Malgré quelques timides avancées, les bateaux de croisière restent une industrie extrêmement polluante et émissive, selon une nouvelle analyse.
En dépit des belles promesses, les bateaux de croisière ne sont pas plus verts qu’avant et continuent de polluer l’air des villes portuaires. La nouvelle étude de Transport & Environment (T&E) publiée ce jeudi montre qu’en 2022, les 218 navires de croisière situés en Europe ont émis autant d’oxydes de soufre (SOx) qu’un milliard de véhicules sur la même période. Entre 2019 et 2022, le nombre de navires en service a augmenté de près d’un quart. Parallèlement, les émissions de SOx liées à ces bateaux ont augmenté de 9%, celles d’oxydes d’azote (NOx) de 18% et celles de particules fines (PM 2.5) de 25%.
Parmi les 30 ports les plus pollués par les bateaux de croisière en Europe, deux sont français: Marseille (12e) et Le Havre (18e). A Marseille, les 75 bateaux de croisière qui ont accosté en 2022 ont émis deux fois plus de SOx que l’ensemble des voitures immatriculées dans la ville. Quant au Havre, les 40 navires de croisière recensés l’année dernière ont relâché 7 fois plus de SOx que la totalité des voitures havraises.

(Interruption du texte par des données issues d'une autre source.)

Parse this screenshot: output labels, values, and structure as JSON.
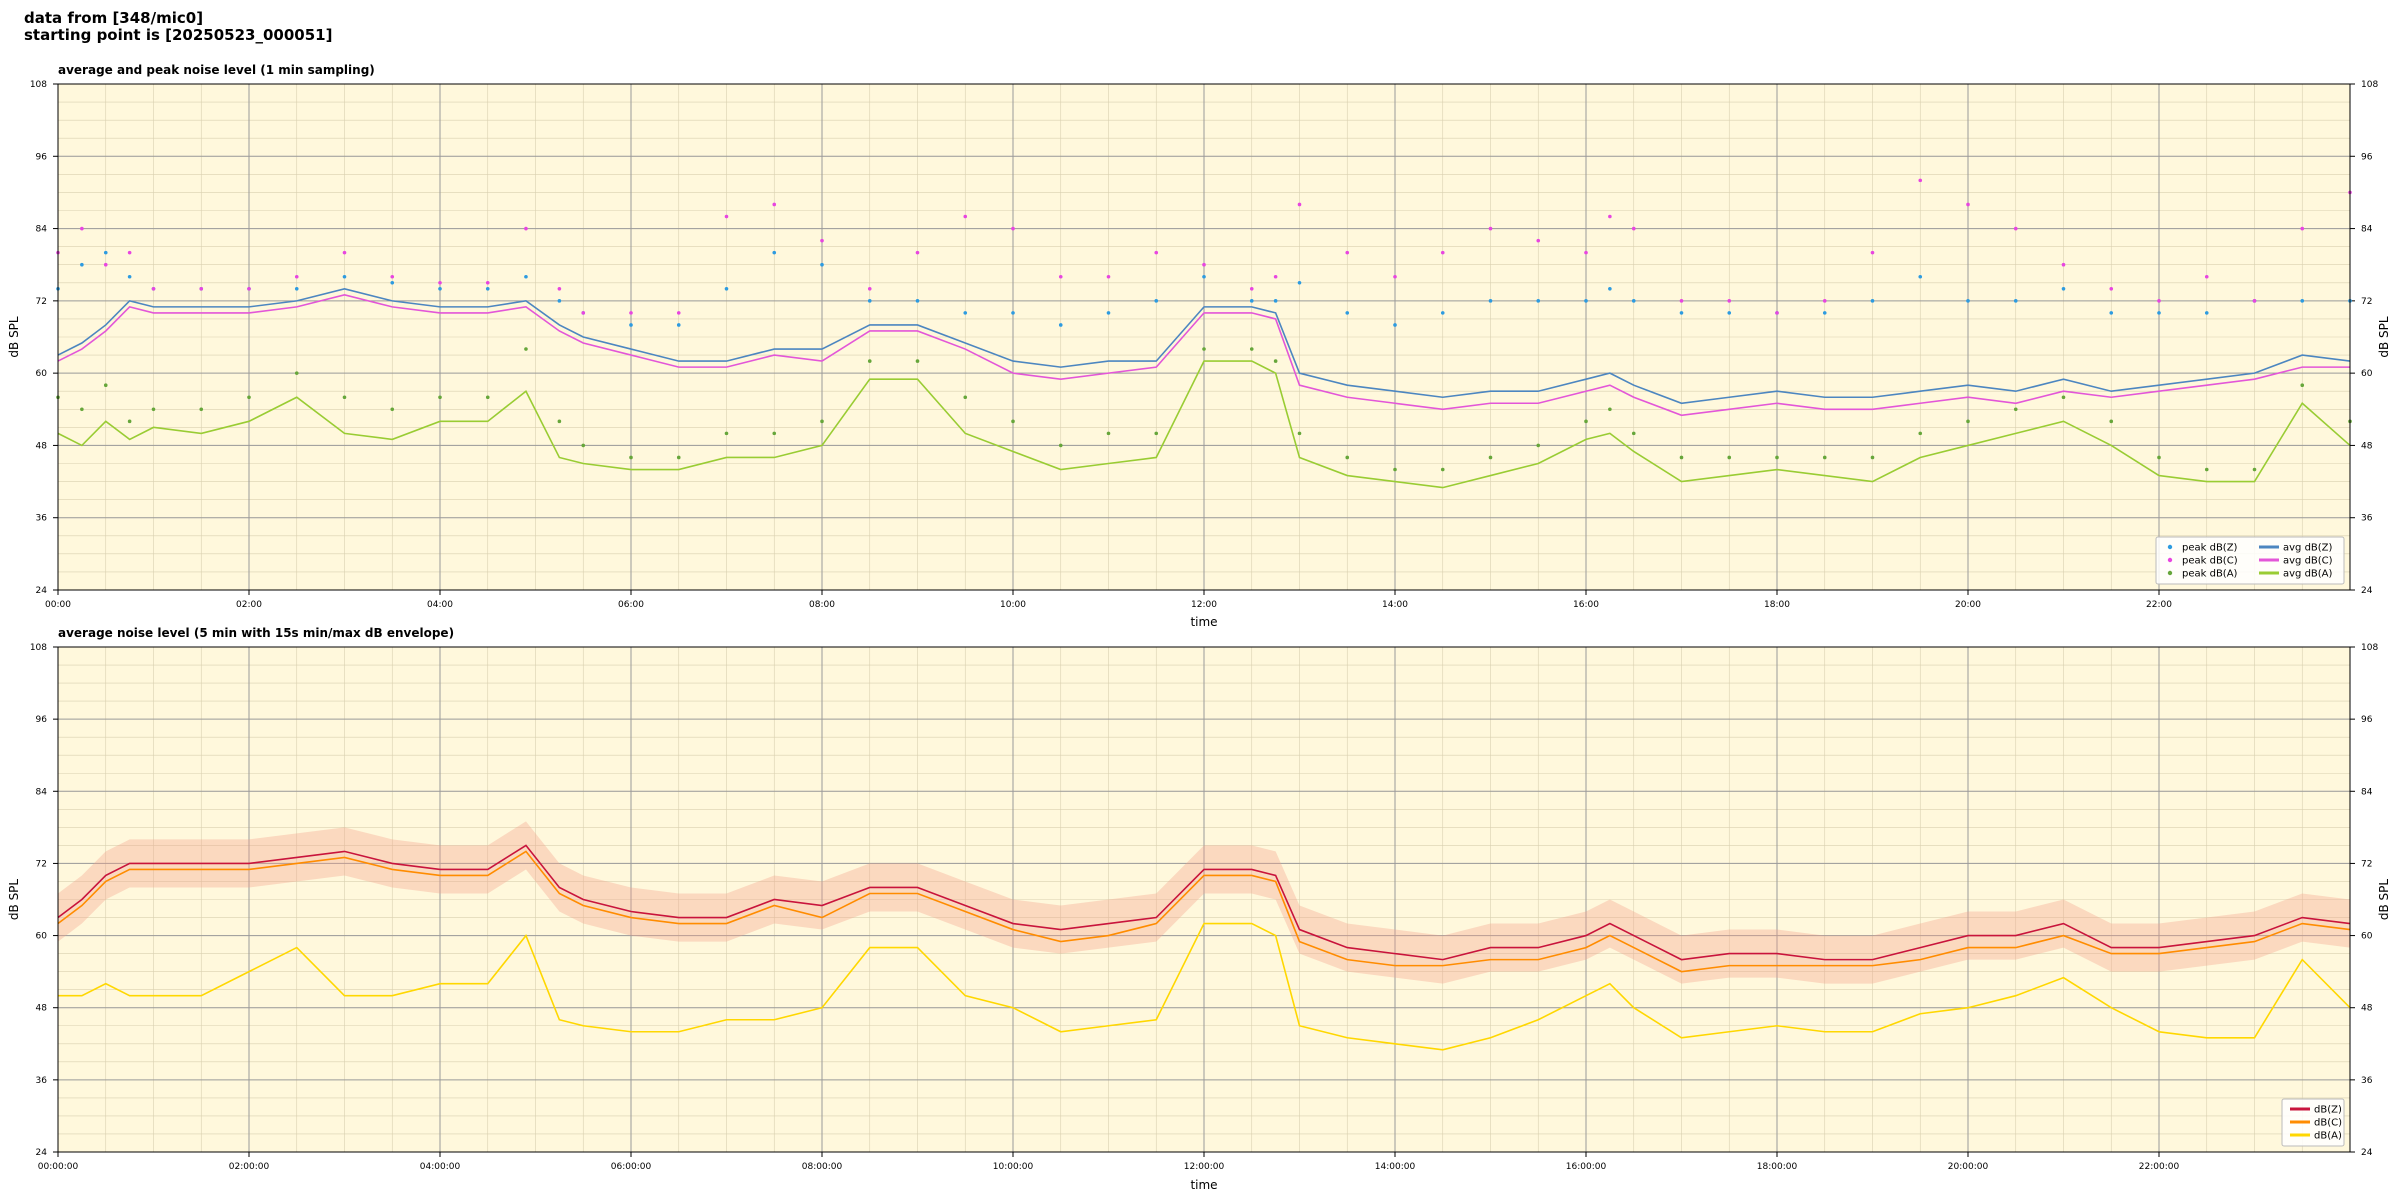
{
  "header": {
    "line1": "data from [348/mic0]",
    "line2": "starting point is [20250523_000051]"
  },
  "chart_data": [
    {
      "type": "line",
      "title": "average and peak noise level (1 min sampling)",
      "xlabel": "time",
      "ylabel": "dB SPL",
      "xlim": [
        0,
        24
      ],
      "ylim": [
        24,
        108
      ],
      "yticks": [
        "24",
        "36",
        "48",
        "60",
        "72",
        "84",
        "96",
        "108"
      ],
      "xticks": [
        "00:00",
        "02:00",
        "04:00",
        "06:00",
        "08:00",
        "10:00",
        "12:00",
        "14:00",
        "16:00",
        "18:00",
        "20:00",
        "22:00"
      ],
      "grid": true,
      "legend_position": "bottom-right",
      "hours": [
        0,
        0.25,
        0.5,
        0.75,
        1,
        1.5,
        2,
        2.5,
        3,
        3.5,
        4,
        4.5,
        4.9,
        5.25,
        5.5,
        6,
        6.5,
        7,
        7.5,
        8,
        8.5,
        9,
        9.5,
        10,
        10.5,
        11,
        11.5,
        12,
        12.5,
        12.75,
        13,
        13.5,
        14,
        14.5,
        15,
        15.5,
        16,
        16.25,
        16.5,
        17,
        17.5,
        18,
        18.5,
        19,
        19.5,
        20,
        20.5,
        21,
        21.5,
        22,
        22.5,
        23,
        23.5,
        24
      ],
      "series": [
        {
          "name": "avg dB(Z)",
          "kind": "line",
          "color": "#4c86c0",
          "values": [
            63,
            65,
            68,
            72,
            71,
            71,
            71,
            72,
            74,
            72,
            71,
            71,
            72,
            68,
            66,
            64,
            62,
            62,
            64,
            64,
            68,
            68,
            65,
            62,
            61,
            62,
            62,
            71,
            71,
            70,
            60,
            58,
            57,
            56,
            57,
            57,
            59,
            60,
            58,
            55,
            56,
            57,
            56,
            56,
            57,
            58,
            57,
            59,
            57,
            58,
            59,
            60,
            63,
            62
          ]
        },
        {
          "name": "avg dB(C)",
          "kind": "line",
          "color": "#e356d8",
          "values": [
            62,
            64,
            67,
            71,
            70,
            70,
            70,
            71,
            73,
            71,
            70,
            70,
            71,
            67,
            65,
            63,
            61,
            61,
            63,
            62,
            67,
            67,
            64,
            60,
            59,
            60,
            61,
            70,
            70,
            69,
            58,
            56,
            55,
            54,
            55,
            55,
            57,
            58,
            56,
            53,
            54,
            55,
            54,
            54,
            55,
            56,
            55,
            57,
            56,
            57,
            58,
            59,
            61,
            61
          ]
        },
        {
          "name": "avg dB(A)",
          "kind": "line",
          "color": "#99cc33",
          "values": [
            50,
            48,
            52,
            49,
            51,
            50,
            52,
            56,
            50,
            49,
            52,
            52,
            57,
            46,
            45,
            44,
            44,
            46,
            46,
            48,
            59,
            59,
            50,
            47,
            44,
            45,
            46,
            62,
            62,
            60,
            46,
            43,
            42,
            41,
            43,
            45,
            49,
            50,
            47,
            42,
            43,
            44,
            43,
            42,
            46,
            48,
            50,
            52,
            48,
            43,
            42,
            42,
            55,
            48
          ]
        },
        {
          "name": "peak dB(Z)",
          "kind": "scatter",
          "color": "#2d9be0",
          "values": [
            74,
            78,
            80,
            76,
            74,
            74,
            74,
            74,
            76,
            75,
            74,
            74,
            76,
            72,
            70,
            68,
            68,
            74,
            80,
            78,
            72,
            72,
            70,
            70,
            68,
            70,
            72,
            76,
            72,
            72,
            75,
            70,
            68,
            70,
            72,
            72,
            72,
            74,
            72,
            70,
            70,
            70,
            70,
            72,
            76,
            72,
            72,
            74,
            70,
            70,
            70,
            72,
            72,
            72
          ]
        },
        {
          "name": "peak dB(C)",
          "kind": "scatter",
          "color": "#e845e0",
          "values": [
            80,
            84,
            78,
            80,
            74,
            74,
            74,
            76,
            80,
            76,
            75,
            75,
            84,
            74,
            70,
            70,
            70,
            86,
            88,
            82,
            74,
            80,
            86,
            84,
            76,
            76,
            80,
            78,
            74,
            76,
            88,
            80,
            76,
            80,
            84,
            82,
            80,
            86,
            84,
            72,
            72,
            70,
            72,
            80,
            92,
            88,
            84,
            78,
            74,
            72,
            76,
            72,
            84,
            90
          ]
        },
        {
          "name": "peak dB(A)",
          "kind": "scatter",
          "color": "#66a63a",
          "values": [
            56,
            54,
            58,
            52,
            54,
            54,
            56,
            60,
            56,
            54,
            56,
            56,
            64,
            52,
            48,
            46,
            46,
            50,
            50,
            52,
            62,
            62,
            56,
            52,
            48,
            50,
            50,
            64,
            64,
            62,
            50,
            46,
            44,
            44,
            46,
            48,
            52,
            54,
            50,
            46,
            46,
            46,
            46,
            46,
            50,
            52,
            54,
            56,
            52,
            46,
            44,
            44,
            58,
            52
          ]
        }
      ]
    },
    {
      "type": "line",
      "title": "average noise level (5 min with 15s min/max dB envelope)",
      "xlabel": "time",
      "ylabel": "dB SPL",
      "xlim": [
        0,
        24
      ],
      "ylim": [
        24,
        108
      ],
      "yticks": [
        "24",
        "36",
        "48",
        "60",
        "72",
        "84",
        "96",
        "108"
      ],
      "xticks": [
        "00:00:00",
        "02:00:00",
        "04:00:00",
        "06:00:00",
        "08:00:00",
        "10:00:00",
        "12:00:00",
        "14:00:00",
        "16:00:00",
        "18:00:00",
        "20:00:00",
        "22:00:00"
      ],
      "grid": true,
      "legend_position": "bottom-right",
      "hours": [
        0,
        0.25,
        0.5,
        0.75,
        1,
        1.5,
        2,
        2.5,
        3,
        3.5,
        4,
        4.5,
        4.9,
        5.25,
        5.5,
        6,
        6.5,
        7,
        7.5,
        8,
        8.5,
        9,
        9.5,
        10,
        10.5,
        11,
        11.5,
        12,
        12.5,
        12.75,
        13,
        13.5,
        14,
        14.5,
        15,
        15.5,
        16,
        16.25,
        16.5,
        17,
        17.5,
        18,
        18.5,
        19,
        19.5,
        20,
        20.5,
        21,
        21.5,
        22,
        22.5,
        23,
        23.5,
        24
      ],
      "series": [
        {
          "name": "dB(Z)",
          "color": "#c8143c",
          "values": [
            63,
            66,
            70,
            72,
            72,
            72,
            72,
            73,
            74,
            72,
            71,
            71,
            75,
            68,
            66,
            64,
            63,
            63,
            66,
            65,
            68,
            68,
            65,
            62,
            61,
            62,
            63,
            71,
            71,
            70,
            61,
            58,
            57,
            56,
            58,
            58,
            60,
            62,
            60,
            56,
            57,
            57,
            56,
            56,
            58,
            60,
            60,
            62,
            58,
            58,
            59,
            60,
            63,
            62
          ]
        },
        {
          "name": "dB(C)",
          "color": "#ff8c00",
          "values": [
            62,
            65,
            69,
            71,
            71,
            71,
            71,
            72,
            73,
            71,
            70,
            70,
            74,
            67,
            65,
            63,
            62,
            62,
            65,
            63,
            67,
            67,
            64,
            61,
            59,
            60,
            62,
            70,
            70,
            69,
            59,
            56,
            55,
            55,
            56,
            56,
            58,
            60,
            58,
            54,
            55,
            55,
            55,
            55,
            56,
            58,
            58,
            60,
            57,
            57,
            58,
            59,
            62,
            61
          ]
        },
        {
          "name": "dB(A)",
          "color": "#ffd700",
          "values": [
            50,
            50,
            52,
            50,
            50,
            50,
            54,
            58,
            50,
            50,
            52,
            52,
            60,
            46,
            45,
            44,
            44,
            46,
            46,
            48,
            58,
            58,
            50,
            48,
            44,
            45,
            46,
            62,
            62,
            60,
            45,
            43,
            42,
            41,
            43,
            46,
            50,
            52,
            48,
            43,
            44,
            45,
            44,
            44,
            47,
            48,
            50,
            53,
            48,
            44,
            43,
            43,
            56,
            48
          ]
        }
      ]
    }
  ]
}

Fanny Pointet, responsable du Transport maritime à T&E France explique : « aujourd’hui, le seuil d’émission maximal de SOx imposé aux bateaux de croisière est 100 à 500 fois supérieur à celui imposé aux voitures [1], suivant l’endroit où le navire se trouve. En conséquence, ces navires continuent de polluer fortement l’air des ports, contribuant ainsi à accroître le risque de maladies respiratoires et cardiovasculaires ».
Les “scrubbers”, une solution en trompe l’oeil
A Marseille, les résultats semblent à première vue positifs, comparés à d’autres villes européennes. Entre 2019 et 2022, les émissions de SOx y ont baissé de 23%. Mais il s’agit d’un trompe l’œil. En effet, pour diminuer le rejet de polluants dans l’air et se conformer à la réglementation, de plus en plus de navires utilisent des « scrubbers ». Ce dispositif consiste à utiliser l’eau de mer pour filtrer les gaz d’échappement du navire.
« Le problème, c’est que la plupart des “scrubbers” fonctionnent en circuit ouvert, poursuit Fanny Pointet. Les navires vont donc rejeter dans la mer de l’eau chargée en polluants, comme des métaux lourds ou des particules fines, qui vont perturber l’écosystème marin. Au final, la pollution est juste déplacée de l’air à l’eau. Face à ce problème, des pays comme l’Espagne, le Portugal et la Belgique ont déjà interdit ou limité l’utilisation de scrubbers en circuit ouvert ».
Toujours plus de méthane
L’autre tendance préoccupante identifiée par T&E est le recours accru au gaz naturel liquéfié (GNL). Bien qu’il permette de réduire les émissions de CO2, ce carburant accroît les émissions de méthane, en raison des fuites de gaz qui se produisent lors de sa production, de son transport, et de son utilisation à bord. Entre 2019 et 2022, les émissions de méthane liées aux bateaux de croisière en Europe ont été multipliées par 5. Or, sur une période de 20 ans, le méthane est un gaz à effet de serre beaucoup plus puissant que le CO2 et accélère donc le dérèglement climatique [2]. Il ne peut donc pas être considéré comme une solution viable pour baisser la pollution des bateaux de croisière.
« Passer du pétrole au gaz, c’est comme décider d’arrêter de fumer pour se mettre à boire. Cela peut aider les navires de croisière à réduire la pollution atmosphérique, mais c’est terrible du point de vue du climat, conclut Fanny Pointet. Les compagnies de croisière doivent arrêter d’investir dans le GNL et donner la priorité aux technologies à zéro émission, telles que les piles à hydrogène, les batteries, l’installation de voiles et les carburants de synthèse. En parallèle, les pouvoirs publics doivent aider à développer plus rapidement les branchements des navires à quai, afin que ces derniers coupent leurs moteurs lorsqu’ils sont dans les ports ».
Notes aux éditeurs
[1] La norme la plus exigeante de teneur en soufre pour les navires (0,1 % de soufre (S) | 1 000 ppm) reste 100 fois moins bonne que la norme européenne de teneur en soufre pour le diesel routier et l’essence (0,001 % de S | 10 ppm) en vigueur depuis 15 ans.
[2] Le potentiel de réchauffement global (PRG) du méthane (CH4) est 82,5 fois plus élevé que celui du CO2 sur une période de 20 ans et 29,8 fois plus élevé sur une période de 100 ans.